Parents and children are mown down in a holiday resort, young people are lured to a fast food outlet to be gunned down, disabled folk are stabbed in their care home and an elderly priest has his throat cut while conducting worship. And that’s just the last fortnight.
We cannot overstate the pain of loss or natural sense of outrage at such cruelty.
How should we begin to try and understand these things?
A first and perhaps natural response might be to look for someone or something to blame. But the waters quickly get cloudy here, for it’s not just the ‘terrorists’ who have blood on their hands. Air strikes kill and maim civilians. The most defenceless children in the world are terminated before they’re even born.
It’s fashionable to criticise organised religion but with the massive body count in popular movies we could ask if the entertainment industry is feeding people anything more edifying? Postmodern thought has left a moral and spiritual vacuum in which disturbed people can easily turn to the darkest human tendencies.
Allow me to share something from the very last page of the Bible. Revelation chs21 and 22 speak about the coming age when God concludes His judgement of humankind and ‘makes all things new’. It is described as a beautifully restored garden city in which people will live in heavenly peace with their Maker. Chapter 22 v 15 says this:
‘Outside are the dogs, those who practise magic arts, the sexually immoral, the murderers, the idolaters and everyone who loves and practises falsehood.’
There is no place in the heavenly kingdom for those who commit murder! Elsewhere the Bible speaks of this ‘outside’ as a place of punishment and torment, it even gives it a name – Hell.
Some may find it a gratifying thought that there will one day be justice for ruthless killers but let’s not stop there for the Bible has more to say on this subject.
In the very first book of Genesis we find murder is nothing new. Among Adam and Eve’s first children Cain gave in to jealous resentment and killed his brother Abel. Thus Jesus warned in His Sermon on the Mount that we all need to keep our passions in careful check: ‘You have heard it said…anyone who murders will be subject to judgement…I tell you anyone who is angry with his brother without cause will be subject to judgement.’ (Matthew 5 v 21-22) He warns against harbouring murderous malice in our minds and hearts for its ultimate source is the devil! (John 8 v 44)
Christ Himself was no stranger to these things, becoming the victim of jealous spite hypocritically dressed up with religion. Yet the irony of the New Testament is that God saw fit to use the brutal slaying of His innocent Son at Golgotha to create a genuine religion involving peace, reconciliation, forgiveness and love.

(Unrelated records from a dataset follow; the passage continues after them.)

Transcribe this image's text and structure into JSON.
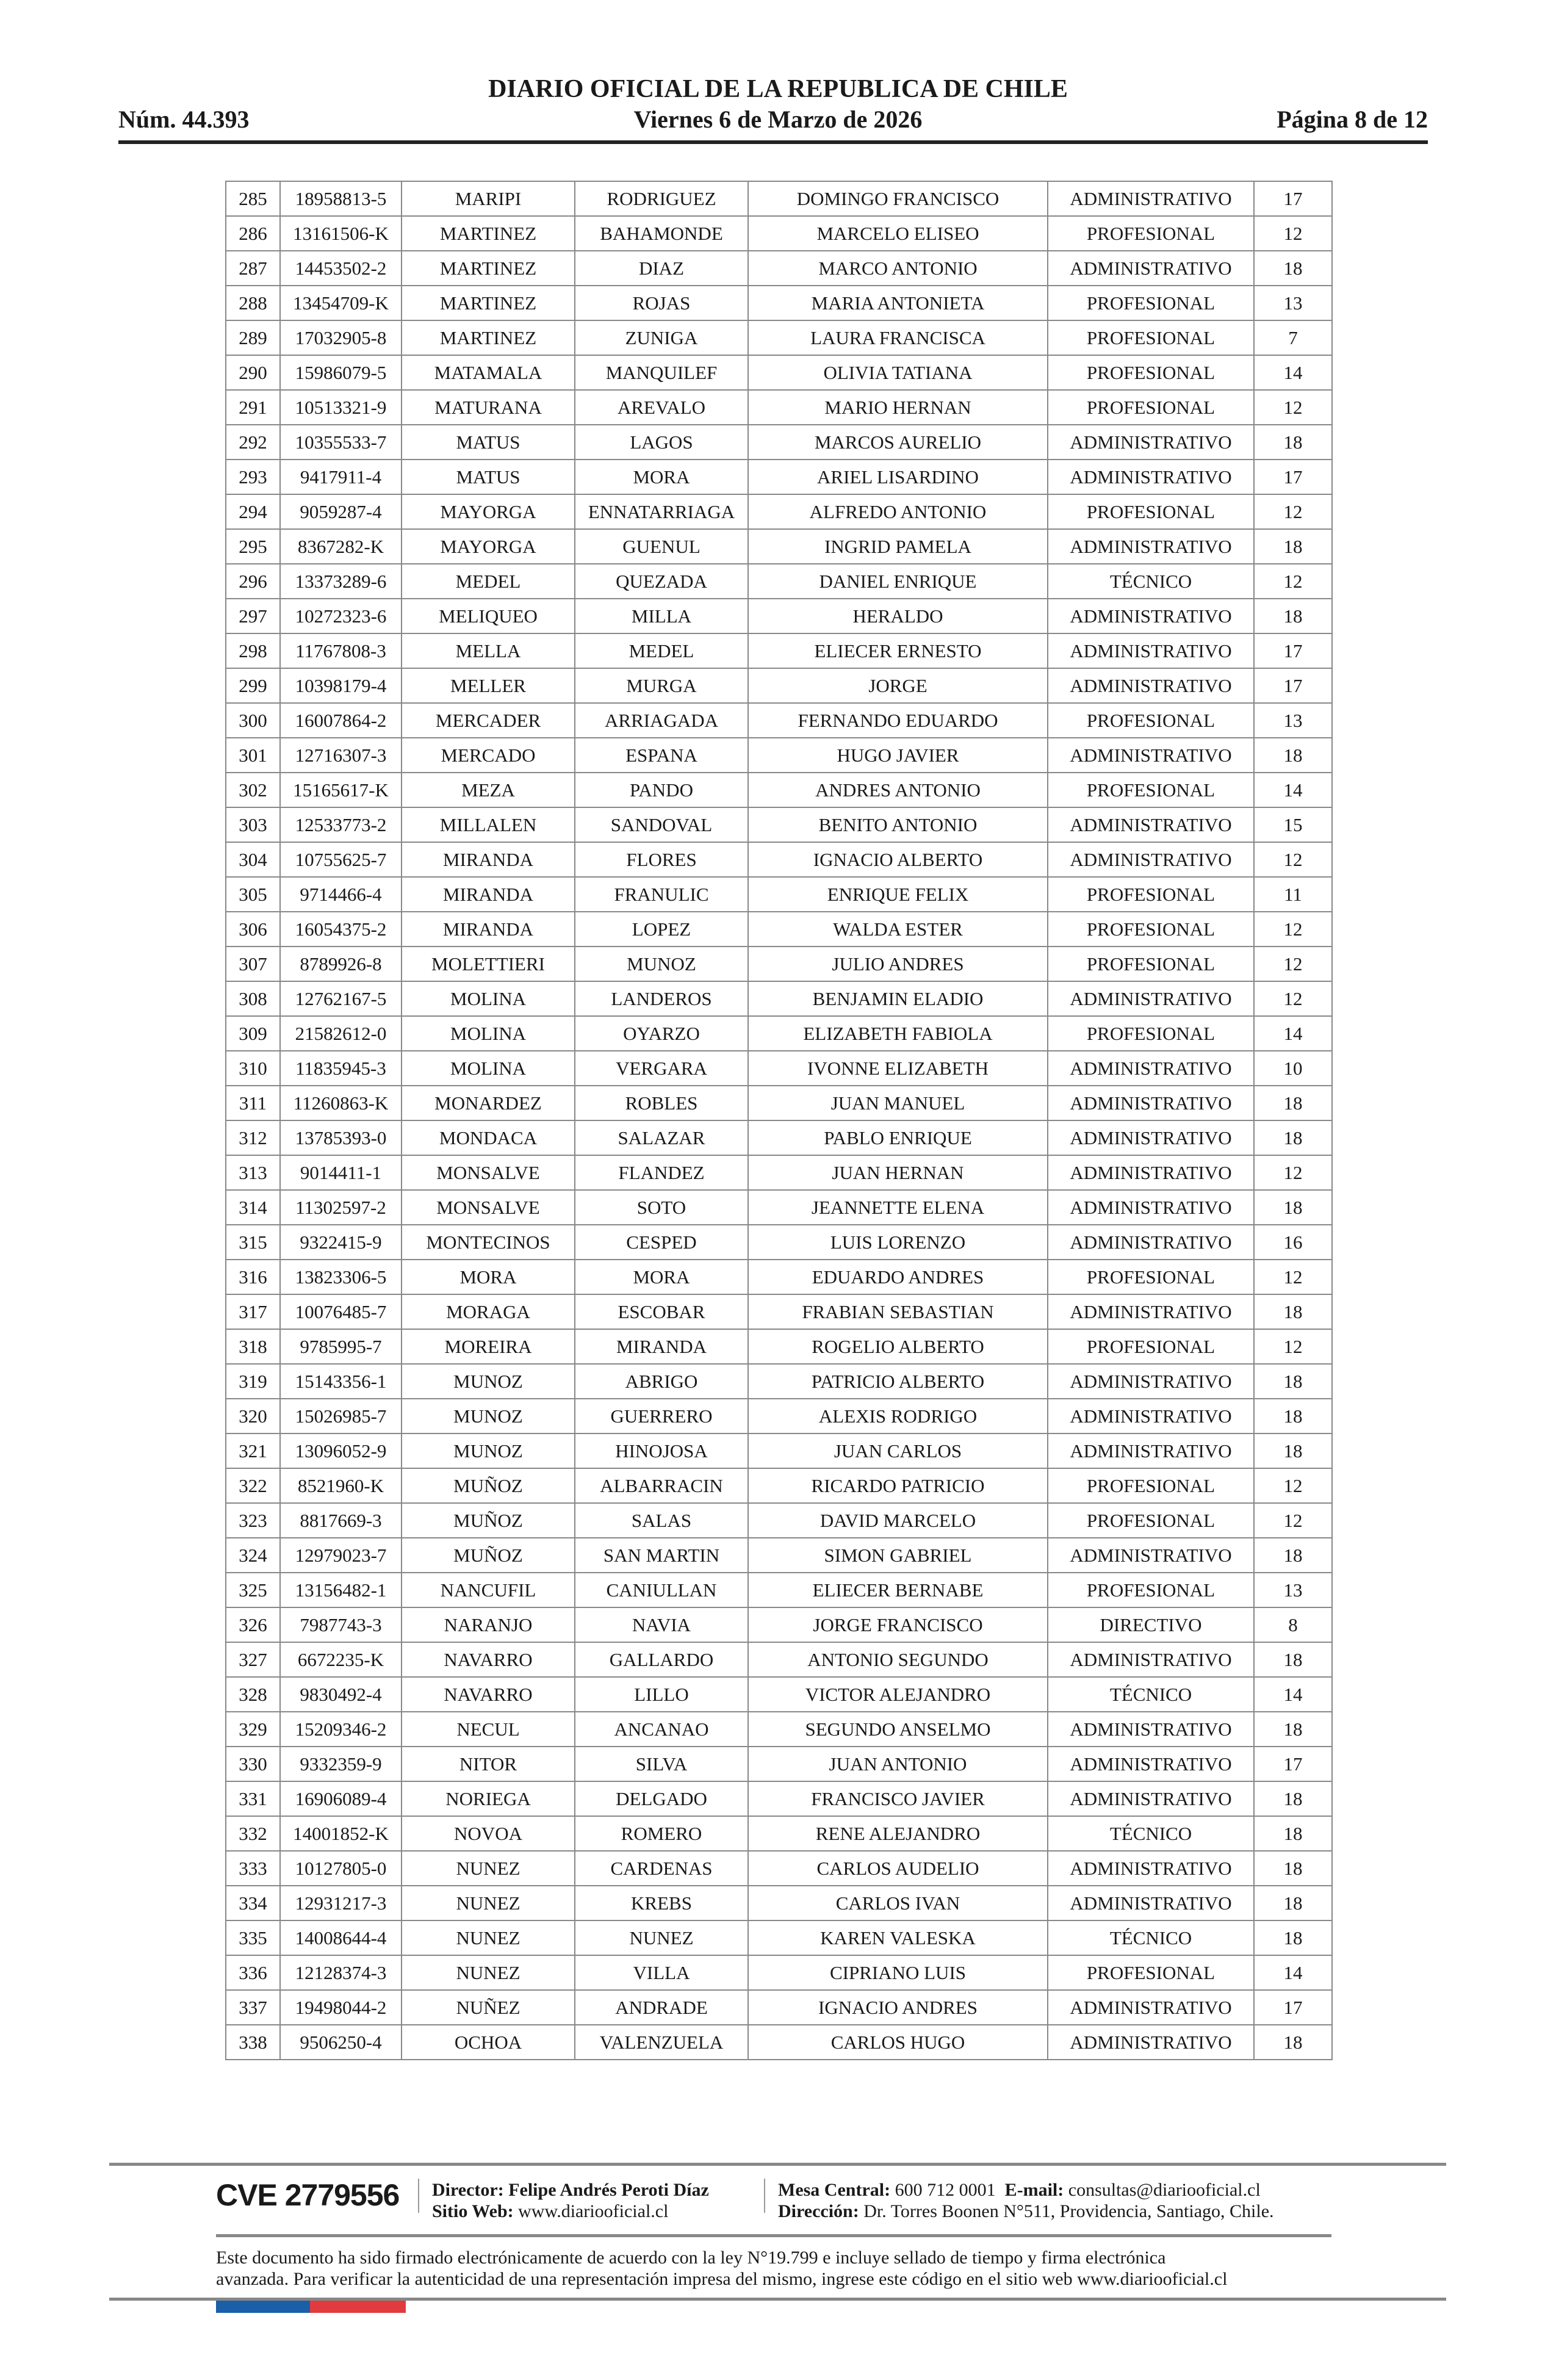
{
  "header": {
    "title": "DIARIO OFICIAL DE LA REPUBLICA DE CHILE",
    "issue_number": "Núm. 44.393",
    "date": "Viernes 6 de Marzo de 2026",
    "page": "Página 8 de 12"
  },
  "table": {
    "rows": [
      [
        "285",
        "18958813-5",
        "MARIPI",
        "RODRIGUEZ",
        "DOMINGO FRANCISCO",
        "ADMINISTRATIVO",
        "17"
      ],
      [
        "286",
        "13161506-K",
        "MARTINEZ",
        "BAHAMONDE",
        "MARCELO ELISEO",
        "PROFESIONAL",
        "12"
      ],
      [
        "287",
        "14453502-2",
        "MARTINEZ",
        "DIAZ",
        "MARCO ANTONIO",
        "ADMINISTRATIVO",
        "18"
      ],
      [
        "288",
        "13454709-K",
        "MARTINEZ",
        "ROJAS",
        "MARIA ANTONIETA",
        "PROFESIONAL",
        "13"
      ],
      [
        "289",
        "17032905-8",
        "MARTINEZ",
        "ZUNIGA",
        "LAURA FRANCISCA",
        "PROFESIONAL",
        "7"
      ],
      [
        "290",
        "15986079-5",
        "MATAMALA",
        "MANQUILEF",
        "OLIVIA TATIANA",
        "PROFESIONAL",
        "14"
      ],
      [
        "291",
        "10513321-9",
        "MATURANA",
        "AREVALO",
        "MARIO HERNAN",
        "PROFESIONAL",
        "12"
      ],
      [
        "292",
        "10355533-7",
        "MATUS",
        "LAGOS",
        "MARCOS AURELIO",
        "ADMINISTRATIVO",
        "18"
      ],
      [
        "293",
        "9417911-4",
        "MATUS",
        "MORA",
        "ARIEL LISARDINO",
        "ADMINISTRATIVO",
        "17"
      ],
      [
        "294",
        "9059287-4",
        "MAYORGA",
        "ENNATARRIAGA",
        "ALFREDO ANTONIO",
        "PROFESIONAL",
        "12"
      ],
      [
        "295",
        "8367282-K",
        "MAYORGA",
        "GUENUL",
        "INGRID PAMELA",
        "ADMINISTRATIVO",
        "18"
      ],
      [
        "296",
        "13373289-6",
        "MEDEL",
        "QUEZADA",
        "DANIEL ENRIQUE",
        "TÉCNICO",
        "12"
      ],
      [
        "297",
        "10272323-6",
        "MELIQUEO",
        "MILLA",
        "HERALDO",
        "ADMINISTRATIVO",
        "18"
      ],
      [
        "298",
        "11767808-3",
        "MELLA",
        "MEDEL",
        "ELIECER ERNESTO",
        "ADMINISTRATIVO",
        "17"
      ],
      [
        "299",
        "10398179-4",
        "MELLER",
        "MURGA",
        "JORGE",
        "ADMINISTRATIVO",
        "17"
      ],
      [
        "300",
        "16007864-2",
        "MERCADER",
        "ARRIAGADA",
        "FERNANDO EDUARDO",
        "PROFESIONAL",
        "13"
      ],
      [
        "301",
        "12716307-3",
        "MERCADO",
        "ESPANA",
        "HUGO JAVIER",
        "ADMINISTRATIVO",
        "18"
      ],
      [
        "302",
        "15165617-K",
        "MEZA",
        "PANDO",
        "ANDRES ANTONIO",
        "PROFESIONAL",
        "14"
      ],
      [
        "303",
        "12533773-2",
        "MILLALEN",
        "SANDOVAL",
        "BENITO ANTONIO",
        "ADMINISTRATIVO",
        "15"
      ],
      [
        "304",
        "10755625-7",
        "MIRANDA",
        "FLORES",
        "IGNACIO ALBERTO",
        "ADMINISTRATIVO",
        "12"
      ],
      [
        "305",
        "9714466-4",
        "MIRANDA",
        "FRANULIC",
        "ENRIQUE FELIX",
        "PROFESIONAL",
        "11"
      ],
      [
        "306",
        "16054375-2",
        "MIRANDA",
        "LOPEZ",
        "WALDA ESTER",
        "PROFESIONAL",
        "12"
      ],
      [
        "307",
        "8789926-8",
        "MOLETTIERI",
        "MUNOZ",
        "JULIO ANDRES",
        "PROFESIONAL",
        "12"
      ],
      [
        "308",
        "12762167-5",
        "MOLINA",
        "LANDEROS",
        "BENJAMIN ELADIO",
        "ADMINISTRATIVO",
        "12"
      ],
      [
        "309",
        "21582612-0",
        "MOLINA",
        "OYARZO",
        "ELIZABETH FABIOLA",
        "PROFESIONAL",
        "14"
      ],
      [
        "310",
        "11835945-3",
        "MOLINA",
        "VERGARA",
        "IVONNE ELIZABETH",
        "ADMINISTRATIVO",
        "10"
      ],
      [
        "311",
        "11260863-K",
        "MONARDEZ",
        "ROBLES",
        "JUAN MANUEL",
        "ADMINISTRATIVO",
        "18"
      ],
      [
        "312",
        "13785393-0",
        "MONDACA",
        "SALAZAR",
        "PABLO ENRIQUE",
        "ADMINISTRATIVO",
        "18"
      ],
      [
        "313",
        "9014411-1",
        "MONSALVE",
        "FLANDEZ",
        "JUAN HERNAN",
        "ADMINISTRATIVO",
        "12"
      ],
      [
        "314",
        "11302597-2",
        "MONSALVE",
        "SOTO",
        "JEANNETTE ELENA",
        "ADMINISTRATIVO",
        "18"
      ],
      [
        "315",
        "9322415-9",
        "MONTECINOS",
        "CESPED",
        "LUIS LORENZO",
        "ADMINISTRATIVO",
        "16"
      ],
      [
        "316",
        "13823306-5",
        "MORA",
        "MORA",
        "EDUARDO ANDRES",
        "PROFESIONAL",
        "12"
      ],
      [
        "317",
        "10076485-7",
        "MORAGA",
        "ESCOBAR",
        "FRABIAN SEBASTIAN",
        "ADMINISTRATIVO",
        "18"
      ],
      [
        "318",
        "9785995-7",
        "MOREIRA",
        "MIRANDA",
        "ROGELIO ALBERTO",
        "PROFESIONAL",
        "12"
      ],
      [
        "319",
        "15143356-1",
        "MUNOZ",
        "ABRIGO",
        "PATRICIO ALBERTO",
        "ADMINISTRATIVO",
        "18"
      ],
      [
        "320",
        "15026985-7",
        "MUNOZ",
        "GUERRERO",
        "ALEXIS RODRIGO",
        "ADMINISTRATIVO",
        "18"
      ],
      [
        "321",
        "13096052-9",
        "MUNOZ",
        "HINOJOSA",
        "JUAN CARLOS",
        "ADMINISTRATIVO",
        "18"
      ],
      [
        "322",
        "8521960-K",
        "MUÑOZ",
        "ALBARRACIN",
        "RICARDO PATRICIO",
        "PROFESIONAL",
        "12"
      ],
      [
        "323",
        "8817669-3",
        "MUÑOZ",
        "SALAS",
        "DAVID MARCELO",
        "PROFESIONAL",
        "12"
      ],
      [
        "324",
        "12979023-7",
        "MUÑOZ",
        "SAN MARTIN",
        "SIMON GABRIEL",
        "ADMINISTRATIVO",
        "18"
      ],
      [
        "325",
        "13156482-1",
        "NANCUFIL",
        "CANIULLAN",
        "ELIECER BERNABE",
        "PROFESIONAL",
        "13"
      ],
      [
        "326",
        "7987743-3",
        "NARANJO",
        "NAVIA",
        "JORGE FRANCISCO",
        "DIRECTIVO",
        "8"
      ],
      [
        "327",
        "6672235-K",
        "NAVARRO",
        "GALLARDO",
        "ANTONIO SEGUNDO",
        "ADMINISTRATIVO",
        "18"
      ],
      [
        "328",
        "9830492-4",
        "NAVARRO",
        "LILLO",
        "VICTOR ALEJANDRO",
        "TÉCNICO",
        "14"
      ],
      [
        "329",
        "15209346-2",
        "NECUL",
        "ANCANAO",
        "SEGUNDO ANSELMO",
        "ADMINISTRATIVO",
        "18"
      ],
      [
        "330",
        "9332359-9",
        "NITOR",
        "SILVA",
        "JUAN ANTONIO",
        "ADMINISTRATIVO",
        "17"
      ],
      [
        "331",
        "16906089-4",
        "NORIEGA",
        "DELGADO",
        "FRANCISCO JAVIER",
        "ADMINISTRATIVO",
        "18"
      ],
      [
        "332",
        "14001852-K",
        "NOVOA",
        "ROMERO",
        "RENE ALEJANDRO",
        "TÉCNICO",
        "18"
      ],
      [
        "333",
        "10127805-0",
        "NUNEZ",
        "CARDENAS",
        "CARLOS AUDELIO",
        "ADMINISTRATIVO",
        "18"
      ],
      [
        "334",
        "12931217-3",
        "NUNEZ",
        "KREBS",
        "CARLOS IVAN",
        "ADMINISTRATIVO",
        "18"
      ],
      [
        "335",
        "14008644-4",
        "NUNEZ",
        "NUNEZ",
        "KAREN VALESKA",
        "TÉCNICO",
        "18"
      ],
      [
        "336",
        "12128374-3",
        "NUNEZ",
        "VILLA",
        "CIPRIANO LUIS",
        "PROFESIONAL",
        "14"
      ],
      [
        "337",
        "19498044-2",
        "NUÑEZ",
        "ANDRADE",
        "IGNACIO ANDRES",
        "ADMINISTRATIVO",
        "17"
      ],
      [
        "338",
        "9506250-4",
        "OCHOA",
        "VALENZUELA",
        "CARLOS HUGO",
        "ADMINISTRATIVO",
        "18"
      ]
    ]
  },
  "footer": {
    "cve": "CVE 2779556",
    "director_label": "Director:",
    "director": "Felipe Andrés Peroti Díaz",
    "website_label": "Sitio Web:",
    "website": "www.diariooficial.cl",
    "phone_label": "Mesa Central:",
    "phone": "600 712 0001",
    "email_label": "E-mail:",
    "email": "consultas@diariooficial.cl",
    "address_label": "Dirección:",
    "address": "Dr. Torres Boonen N°511, Providencia, Santiago, Chile.",
    "notice_line1": "Este documento ha sido firmado electrónicamente de acuerdo con la ley N°19.799 e incluye sellado de tiempo y firma electrónica",
    "notice_line2": "avanzada. Para verificar la autenticidad de una representación impresa del mismo, ingrese este código en el sitio web www.diariooficial.cl",
    "colors": {
      "flag_blue": "#1a5fa8",
      "flag_red": "#e23b3f"
    }
  }
}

We can ask the ‘victim’ about these things for He has risen from death and on that last page of scripture promises ‘I am coming soon!’
The message of encouragement contained in the book of Revelation was originally written in times much like our own, when civilians were being butchered in the arena for sport. Against that grimly familiar backdrop of human pride and depravity the Bible speaks of hope and peace through Christ for those who repent and hold faithfully to Him.
Let me offer one more reference and it’s a lesser known instance from the Old Testament. Manasseh was possibly the worst ever king of Judah. Ignoring God’s Laws which his godly father Hezekiah had taught him, Manasseh embraced the cruel spirit of his neighbours and lowered himself to kill his own children in pagan rituals. We may find it amazing but 2 Chronicles 33 records how he sincerely turned from wicked things, humbled himself before God and found mercy and a reformed life. If ever there was a candidate for punishment ‘outside’ surely it was Manasseh, yet even this murderer found forgiveness!
Such is the grace of God. There is hope for those who kill, and for those of us who in anger may at times feel like killing!
Hope in the One Who was Himself killed but lives again.